For full transparency we also have no short positions in Tesla, for the following reason….

However…… 

George Soros coined the term “reflexivity” (in an investment sense). It is the theory that positive feedback loops in an investment can actually lead to substantial and persistent change. In reality having a crazy share price can alter the underlying fundamentals of a business.

In those long forgotten days (April 2020) when Tesla shares were only valued at $500 (or $100 after the split) and the company was valued at a mere $90bn then the company raising money by issuing shares was expensive. Say they wanted to clear their debt and raise another $10bn to fund some of their CAPEX programme – $25bn in all – they would have had to issue probably 30% more shares to do so – a big dilution. With the share price at $2,200 and the company worth more than $400bn, then the dilution is reduced to just 6%. Value has been created by using the inflated stock price as an asset.

Tesla could create even more value with an idea we have discussed in SORBUS: Tesla should buy BMW. In simple terms BMW would add immediate value to Tesla in design, engineering and capacity. Tesla needs to be able to make more cars and there is ample global capacity in what is a declining industry. BMW design and engineering is clearly superior and they would eliminate some of the structural disadvantages Tesla has given itself in areas like chassis design. BMW would have a leap forward in electric powertrains, battery design and software. It is easy to see why such a combination would be attractive and why the synergies would be so value generating.
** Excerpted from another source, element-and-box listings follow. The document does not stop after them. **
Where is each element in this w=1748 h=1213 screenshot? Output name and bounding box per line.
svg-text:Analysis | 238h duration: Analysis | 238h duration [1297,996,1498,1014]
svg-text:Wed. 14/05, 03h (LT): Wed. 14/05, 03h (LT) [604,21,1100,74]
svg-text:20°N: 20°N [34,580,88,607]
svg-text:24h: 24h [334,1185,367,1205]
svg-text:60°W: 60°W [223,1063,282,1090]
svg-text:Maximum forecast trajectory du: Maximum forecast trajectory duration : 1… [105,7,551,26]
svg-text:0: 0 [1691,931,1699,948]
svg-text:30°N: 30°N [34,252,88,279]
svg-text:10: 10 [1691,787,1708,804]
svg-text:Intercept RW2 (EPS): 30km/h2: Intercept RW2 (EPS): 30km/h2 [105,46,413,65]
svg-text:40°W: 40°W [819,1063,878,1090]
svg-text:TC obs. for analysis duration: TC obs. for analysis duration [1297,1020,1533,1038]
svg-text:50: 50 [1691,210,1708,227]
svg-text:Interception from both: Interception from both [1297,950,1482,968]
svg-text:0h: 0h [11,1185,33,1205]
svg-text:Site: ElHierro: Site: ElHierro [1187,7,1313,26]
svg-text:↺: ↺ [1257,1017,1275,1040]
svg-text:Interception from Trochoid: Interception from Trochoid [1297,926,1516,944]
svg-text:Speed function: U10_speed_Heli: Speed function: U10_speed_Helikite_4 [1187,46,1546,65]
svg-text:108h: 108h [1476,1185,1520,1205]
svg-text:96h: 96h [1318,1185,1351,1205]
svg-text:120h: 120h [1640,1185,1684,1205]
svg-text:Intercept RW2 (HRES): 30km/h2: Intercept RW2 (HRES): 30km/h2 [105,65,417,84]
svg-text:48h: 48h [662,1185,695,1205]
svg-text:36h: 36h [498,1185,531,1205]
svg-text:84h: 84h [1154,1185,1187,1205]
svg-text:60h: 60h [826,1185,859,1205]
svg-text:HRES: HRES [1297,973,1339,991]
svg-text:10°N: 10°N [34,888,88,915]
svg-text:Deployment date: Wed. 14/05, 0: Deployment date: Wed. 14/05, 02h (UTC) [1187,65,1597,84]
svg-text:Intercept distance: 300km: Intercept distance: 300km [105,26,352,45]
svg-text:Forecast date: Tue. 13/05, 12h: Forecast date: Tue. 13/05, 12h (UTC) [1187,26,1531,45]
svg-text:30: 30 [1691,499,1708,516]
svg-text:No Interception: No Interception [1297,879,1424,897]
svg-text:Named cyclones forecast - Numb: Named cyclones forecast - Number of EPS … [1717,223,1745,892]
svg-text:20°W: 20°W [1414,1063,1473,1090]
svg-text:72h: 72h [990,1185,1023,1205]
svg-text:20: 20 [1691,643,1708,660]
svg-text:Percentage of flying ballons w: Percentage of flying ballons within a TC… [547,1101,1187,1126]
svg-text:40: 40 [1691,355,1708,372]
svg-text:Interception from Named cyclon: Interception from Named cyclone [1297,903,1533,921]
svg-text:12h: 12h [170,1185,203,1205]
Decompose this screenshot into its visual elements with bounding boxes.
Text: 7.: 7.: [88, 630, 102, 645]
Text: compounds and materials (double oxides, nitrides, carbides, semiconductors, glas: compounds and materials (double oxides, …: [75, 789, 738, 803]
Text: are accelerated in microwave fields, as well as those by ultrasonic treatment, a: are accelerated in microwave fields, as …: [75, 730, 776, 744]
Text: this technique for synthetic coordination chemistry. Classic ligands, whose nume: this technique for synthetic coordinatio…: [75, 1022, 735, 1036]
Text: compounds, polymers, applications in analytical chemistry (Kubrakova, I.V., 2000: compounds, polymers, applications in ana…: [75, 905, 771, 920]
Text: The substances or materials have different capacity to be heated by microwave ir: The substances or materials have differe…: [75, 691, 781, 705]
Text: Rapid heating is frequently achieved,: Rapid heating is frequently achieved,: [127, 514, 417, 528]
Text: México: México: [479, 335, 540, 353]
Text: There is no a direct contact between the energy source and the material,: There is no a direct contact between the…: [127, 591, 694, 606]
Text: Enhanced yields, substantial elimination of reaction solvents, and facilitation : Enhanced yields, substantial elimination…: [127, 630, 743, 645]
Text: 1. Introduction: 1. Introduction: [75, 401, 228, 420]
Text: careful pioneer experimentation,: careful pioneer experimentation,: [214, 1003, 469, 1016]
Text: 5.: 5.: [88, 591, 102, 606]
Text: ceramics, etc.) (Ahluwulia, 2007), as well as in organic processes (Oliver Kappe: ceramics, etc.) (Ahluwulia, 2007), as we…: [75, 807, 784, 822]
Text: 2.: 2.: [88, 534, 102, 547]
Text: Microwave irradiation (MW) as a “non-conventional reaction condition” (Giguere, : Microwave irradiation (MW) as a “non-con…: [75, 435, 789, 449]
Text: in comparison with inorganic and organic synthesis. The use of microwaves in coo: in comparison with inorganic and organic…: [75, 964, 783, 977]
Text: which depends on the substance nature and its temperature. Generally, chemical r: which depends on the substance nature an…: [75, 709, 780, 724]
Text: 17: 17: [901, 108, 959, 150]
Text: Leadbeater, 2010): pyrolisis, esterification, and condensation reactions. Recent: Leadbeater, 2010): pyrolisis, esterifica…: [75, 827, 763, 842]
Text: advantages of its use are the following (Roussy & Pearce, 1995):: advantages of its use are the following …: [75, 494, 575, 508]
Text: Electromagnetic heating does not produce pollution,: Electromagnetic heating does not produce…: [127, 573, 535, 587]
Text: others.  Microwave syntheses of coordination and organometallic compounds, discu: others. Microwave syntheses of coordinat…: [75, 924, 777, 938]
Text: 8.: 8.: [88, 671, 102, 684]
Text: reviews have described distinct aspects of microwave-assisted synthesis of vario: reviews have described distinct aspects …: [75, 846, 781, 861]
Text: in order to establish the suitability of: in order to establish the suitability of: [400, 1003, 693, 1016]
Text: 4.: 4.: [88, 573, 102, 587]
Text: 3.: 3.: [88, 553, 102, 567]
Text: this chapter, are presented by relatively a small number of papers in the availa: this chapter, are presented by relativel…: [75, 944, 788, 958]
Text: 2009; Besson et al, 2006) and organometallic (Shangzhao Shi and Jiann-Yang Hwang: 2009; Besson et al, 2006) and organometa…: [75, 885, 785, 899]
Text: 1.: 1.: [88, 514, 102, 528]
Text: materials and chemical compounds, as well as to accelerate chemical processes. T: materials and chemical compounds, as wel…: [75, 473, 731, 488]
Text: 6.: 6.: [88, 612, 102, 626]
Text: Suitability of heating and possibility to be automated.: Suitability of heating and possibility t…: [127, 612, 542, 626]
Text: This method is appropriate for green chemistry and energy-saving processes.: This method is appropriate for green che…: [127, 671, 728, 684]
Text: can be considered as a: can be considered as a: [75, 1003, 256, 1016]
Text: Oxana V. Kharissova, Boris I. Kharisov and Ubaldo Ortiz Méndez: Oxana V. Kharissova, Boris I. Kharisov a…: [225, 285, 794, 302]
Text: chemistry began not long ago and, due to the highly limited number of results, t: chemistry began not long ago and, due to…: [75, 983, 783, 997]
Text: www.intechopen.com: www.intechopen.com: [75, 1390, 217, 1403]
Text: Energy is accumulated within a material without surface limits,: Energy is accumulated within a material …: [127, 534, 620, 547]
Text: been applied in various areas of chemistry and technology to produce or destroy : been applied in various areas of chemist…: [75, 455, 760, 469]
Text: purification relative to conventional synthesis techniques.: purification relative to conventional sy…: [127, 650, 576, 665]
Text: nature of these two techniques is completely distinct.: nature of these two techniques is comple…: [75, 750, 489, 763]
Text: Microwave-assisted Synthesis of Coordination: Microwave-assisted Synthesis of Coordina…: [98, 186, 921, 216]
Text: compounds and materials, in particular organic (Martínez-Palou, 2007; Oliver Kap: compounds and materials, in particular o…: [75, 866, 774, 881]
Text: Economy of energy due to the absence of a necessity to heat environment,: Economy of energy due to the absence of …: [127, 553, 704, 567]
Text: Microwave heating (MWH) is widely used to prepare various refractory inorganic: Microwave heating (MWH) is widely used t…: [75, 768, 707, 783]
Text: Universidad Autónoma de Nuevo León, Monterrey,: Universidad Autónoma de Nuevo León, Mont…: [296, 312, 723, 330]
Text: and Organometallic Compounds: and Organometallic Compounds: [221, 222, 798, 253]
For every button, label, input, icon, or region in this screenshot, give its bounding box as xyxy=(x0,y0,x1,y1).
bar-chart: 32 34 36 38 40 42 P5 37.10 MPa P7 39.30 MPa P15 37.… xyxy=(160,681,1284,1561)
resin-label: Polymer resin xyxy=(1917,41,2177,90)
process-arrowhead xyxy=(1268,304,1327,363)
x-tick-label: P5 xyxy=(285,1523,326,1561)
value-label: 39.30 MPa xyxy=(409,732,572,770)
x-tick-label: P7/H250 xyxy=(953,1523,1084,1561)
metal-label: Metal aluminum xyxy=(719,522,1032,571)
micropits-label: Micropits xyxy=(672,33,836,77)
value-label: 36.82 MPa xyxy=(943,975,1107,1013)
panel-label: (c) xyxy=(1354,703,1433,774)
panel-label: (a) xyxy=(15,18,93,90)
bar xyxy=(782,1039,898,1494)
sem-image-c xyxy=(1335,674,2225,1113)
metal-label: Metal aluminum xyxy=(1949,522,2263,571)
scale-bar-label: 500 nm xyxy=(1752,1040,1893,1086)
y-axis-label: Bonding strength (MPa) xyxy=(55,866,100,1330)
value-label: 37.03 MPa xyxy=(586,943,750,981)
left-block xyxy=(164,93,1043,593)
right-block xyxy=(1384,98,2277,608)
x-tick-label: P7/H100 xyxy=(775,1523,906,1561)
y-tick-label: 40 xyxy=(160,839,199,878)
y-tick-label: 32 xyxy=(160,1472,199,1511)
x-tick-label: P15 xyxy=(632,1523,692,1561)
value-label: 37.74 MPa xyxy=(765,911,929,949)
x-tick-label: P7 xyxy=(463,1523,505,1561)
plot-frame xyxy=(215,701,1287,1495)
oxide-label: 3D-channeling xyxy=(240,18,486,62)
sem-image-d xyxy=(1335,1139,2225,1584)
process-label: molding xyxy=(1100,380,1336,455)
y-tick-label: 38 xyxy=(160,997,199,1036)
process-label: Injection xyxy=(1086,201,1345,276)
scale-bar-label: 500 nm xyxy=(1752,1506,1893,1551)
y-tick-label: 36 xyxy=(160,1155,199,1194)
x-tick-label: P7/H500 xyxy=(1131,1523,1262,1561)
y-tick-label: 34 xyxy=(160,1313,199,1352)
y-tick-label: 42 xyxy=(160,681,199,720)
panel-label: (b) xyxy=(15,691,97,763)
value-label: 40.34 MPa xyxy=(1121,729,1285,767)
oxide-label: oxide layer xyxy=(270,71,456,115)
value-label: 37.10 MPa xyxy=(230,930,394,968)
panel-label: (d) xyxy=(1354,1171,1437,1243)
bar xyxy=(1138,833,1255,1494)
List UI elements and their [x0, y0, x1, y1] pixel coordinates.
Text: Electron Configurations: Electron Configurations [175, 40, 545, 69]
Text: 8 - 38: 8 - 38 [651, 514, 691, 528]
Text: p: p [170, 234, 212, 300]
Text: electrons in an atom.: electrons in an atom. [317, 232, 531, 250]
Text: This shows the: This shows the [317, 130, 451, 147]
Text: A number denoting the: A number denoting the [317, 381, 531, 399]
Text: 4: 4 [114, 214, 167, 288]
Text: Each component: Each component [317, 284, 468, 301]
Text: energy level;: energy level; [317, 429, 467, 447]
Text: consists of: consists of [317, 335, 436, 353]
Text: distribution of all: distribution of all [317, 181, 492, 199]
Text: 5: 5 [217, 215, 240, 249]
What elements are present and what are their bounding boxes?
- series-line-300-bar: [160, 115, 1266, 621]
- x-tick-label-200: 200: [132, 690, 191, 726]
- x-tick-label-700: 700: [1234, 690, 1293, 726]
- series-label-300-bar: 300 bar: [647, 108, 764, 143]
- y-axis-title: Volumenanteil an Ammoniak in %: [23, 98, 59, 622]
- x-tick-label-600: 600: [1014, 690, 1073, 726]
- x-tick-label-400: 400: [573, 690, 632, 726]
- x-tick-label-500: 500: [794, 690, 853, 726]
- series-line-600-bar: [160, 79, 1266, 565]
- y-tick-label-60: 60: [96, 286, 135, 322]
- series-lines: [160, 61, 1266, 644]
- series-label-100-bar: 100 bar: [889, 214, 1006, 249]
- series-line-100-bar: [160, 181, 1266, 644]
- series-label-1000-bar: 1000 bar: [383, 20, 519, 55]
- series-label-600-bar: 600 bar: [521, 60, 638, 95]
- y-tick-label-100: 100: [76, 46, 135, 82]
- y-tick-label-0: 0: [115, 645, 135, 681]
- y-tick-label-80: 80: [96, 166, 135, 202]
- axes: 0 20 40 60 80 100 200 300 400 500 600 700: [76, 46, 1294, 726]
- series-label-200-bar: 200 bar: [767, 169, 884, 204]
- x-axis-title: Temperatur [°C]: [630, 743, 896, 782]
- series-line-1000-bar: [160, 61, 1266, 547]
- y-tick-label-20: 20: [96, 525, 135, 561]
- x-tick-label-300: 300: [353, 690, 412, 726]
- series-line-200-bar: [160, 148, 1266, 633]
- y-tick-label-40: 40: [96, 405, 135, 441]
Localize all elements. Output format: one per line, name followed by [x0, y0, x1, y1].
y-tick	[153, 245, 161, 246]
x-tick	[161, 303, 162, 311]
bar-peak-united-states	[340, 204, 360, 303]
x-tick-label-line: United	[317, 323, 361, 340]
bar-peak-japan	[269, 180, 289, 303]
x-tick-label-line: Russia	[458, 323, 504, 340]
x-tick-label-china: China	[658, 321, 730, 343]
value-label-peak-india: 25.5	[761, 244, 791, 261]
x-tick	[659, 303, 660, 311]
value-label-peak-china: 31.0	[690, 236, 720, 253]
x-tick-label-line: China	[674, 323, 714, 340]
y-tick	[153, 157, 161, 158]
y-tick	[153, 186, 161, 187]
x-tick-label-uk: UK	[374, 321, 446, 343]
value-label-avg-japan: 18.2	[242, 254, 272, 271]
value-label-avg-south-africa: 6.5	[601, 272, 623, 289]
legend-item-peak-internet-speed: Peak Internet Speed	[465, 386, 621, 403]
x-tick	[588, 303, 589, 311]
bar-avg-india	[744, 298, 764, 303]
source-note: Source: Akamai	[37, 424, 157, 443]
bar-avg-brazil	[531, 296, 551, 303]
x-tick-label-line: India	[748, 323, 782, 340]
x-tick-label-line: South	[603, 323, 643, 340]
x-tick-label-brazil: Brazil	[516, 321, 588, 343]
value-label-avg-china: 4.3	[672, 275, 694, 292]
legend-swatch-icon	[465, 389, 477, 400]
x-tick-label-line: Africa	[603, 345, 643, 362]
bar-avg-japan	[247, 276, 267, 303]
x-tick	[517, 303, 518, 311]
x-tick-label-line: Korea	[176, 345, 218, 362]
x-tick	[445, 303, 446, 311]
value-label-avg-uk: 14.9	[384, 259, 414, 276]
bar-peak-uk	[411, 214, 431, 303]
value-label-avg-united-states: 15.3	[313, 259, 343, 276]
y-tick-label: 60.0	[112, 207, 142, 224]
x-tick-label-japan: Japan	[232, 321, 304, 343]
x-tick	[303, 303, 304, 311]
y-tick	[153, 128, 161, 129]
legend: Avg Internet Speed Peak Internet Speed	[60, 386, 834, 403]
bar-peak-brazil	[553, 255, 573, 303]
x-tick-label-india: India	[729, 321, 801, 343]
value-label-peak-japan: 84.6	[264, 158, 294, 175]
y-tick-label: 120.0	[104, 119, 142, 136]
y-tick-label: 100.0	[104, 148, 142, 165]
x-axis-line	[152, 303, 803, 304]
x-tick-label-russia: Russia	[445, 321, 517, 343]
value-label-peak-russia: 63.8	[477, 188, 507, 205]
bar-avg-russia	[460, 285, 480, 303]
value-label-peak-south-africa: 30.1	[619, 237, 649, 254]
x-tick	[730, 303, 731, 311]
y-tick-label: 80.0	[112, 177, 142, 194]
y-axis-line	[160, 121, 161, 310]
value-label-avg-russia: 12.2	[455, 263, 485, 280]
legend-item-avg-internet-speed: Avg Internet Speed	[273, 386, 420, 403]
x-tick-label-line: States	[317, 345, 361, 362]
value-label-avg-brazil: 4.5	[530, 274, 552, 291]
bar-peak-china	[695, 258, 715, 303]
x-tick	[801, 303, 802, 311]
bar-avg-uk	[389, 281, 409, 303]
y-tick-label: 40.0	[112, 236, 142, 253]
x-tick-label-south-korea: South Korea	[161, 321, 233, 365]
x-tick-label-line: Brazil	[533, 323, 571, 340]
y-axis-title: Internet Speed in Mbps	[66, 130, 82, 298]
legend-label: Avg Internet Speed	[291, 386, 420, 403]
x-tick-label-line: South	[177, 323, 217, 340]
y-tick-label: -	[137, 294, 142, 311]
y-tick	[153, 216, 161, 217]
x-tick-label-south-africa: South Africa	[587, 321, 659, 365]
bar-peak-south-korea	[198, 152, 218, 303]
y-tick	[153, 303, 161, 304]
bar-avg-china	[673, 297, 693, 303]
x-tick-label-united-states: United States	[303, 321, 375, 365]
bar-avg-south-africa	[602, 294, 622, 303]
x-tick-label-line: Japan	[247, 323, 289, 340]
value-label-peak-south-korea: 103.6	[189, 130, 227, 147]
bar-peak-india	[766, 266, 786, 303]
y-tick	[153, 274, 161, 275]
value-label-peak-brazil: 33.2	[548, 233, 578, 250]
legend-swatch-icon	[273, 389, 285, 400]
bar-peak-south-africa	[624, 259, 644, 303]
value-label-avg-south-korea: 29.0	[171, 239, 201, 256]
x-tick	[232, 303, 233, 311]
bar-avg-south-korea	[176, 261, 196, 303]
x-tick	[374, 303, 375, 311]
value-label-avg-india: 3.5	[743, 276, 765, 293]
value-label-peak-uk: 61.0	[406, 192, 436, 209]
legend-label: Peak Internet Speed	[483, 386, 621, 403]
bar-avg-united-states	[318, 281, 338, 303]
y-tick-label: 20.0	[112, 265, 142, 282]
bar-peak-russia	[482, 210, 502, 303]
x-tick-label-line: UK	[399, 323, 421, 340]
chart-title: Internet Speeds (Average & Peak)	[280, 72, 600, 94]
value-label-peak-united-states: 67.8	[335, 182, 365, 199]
BMW is worth $40bn today. Tesla’s value increased by $200bn in the ten days after it announced the stock split. If it could persuade the Quandt family (who own a controlling 42.9%) to sell them the company Tesla could pay $60bn, $80bn, even $150bn and the price would be justifiable in terms of the benefits to Tesla.

Inflated share prices are a massive asset if they can be monetised – this is the reflexivity Soros referred to. If we ignore the hype and the share price of Tesla you could construct an argument that Tesla could be worth the same as BMW. It is obviously a fraction of BMW’s size but it has market leading technology etc. If you held your nose you could just about imagine a $40bn fundamental valuation for Tesla. Adding Tesla to BMW (as a straight merger of equals) might lead to say $10bn of value from the synergies discussed which Tesla and BMW owners would share 50/50, so Tesla has created $5bn of value for its shareholders – a good day at the office.

However because of its share price Tesla could buy BMW (for simplicity) for $100bn of Tesla shares, paying a massive premium, valuing it at one quarter of Tesla’s value when the shares are at $2,200. In this example Tesla, that should fundamentally be worth $40bn, has become Tesla/BMW worth $90bn (Tesla $40bn+ BMW $40bn + $10bn of synergies), for the price of 25% of the combined entity. This is instantly adding (for example) a Tesco, or a Vodafone or a Prudential to your company’s value. Silly share prices can be used to add value.

We do not suggest that Tesla is actively considering such a deal or that it is even achievable but we use it to highlight that any objective analysis of valuations must recognise the value that can be generated with an inflated share price.

Absent such deal making Tesla shares remain, in our judgement, hopelessly overvalued as a result of a speculative frenzy from people who are likely to lose their money.

[STOP PRESS – since sending this note for proofing Tesla’s share price has fallen by 22%. It remains hopelessly overvalued.]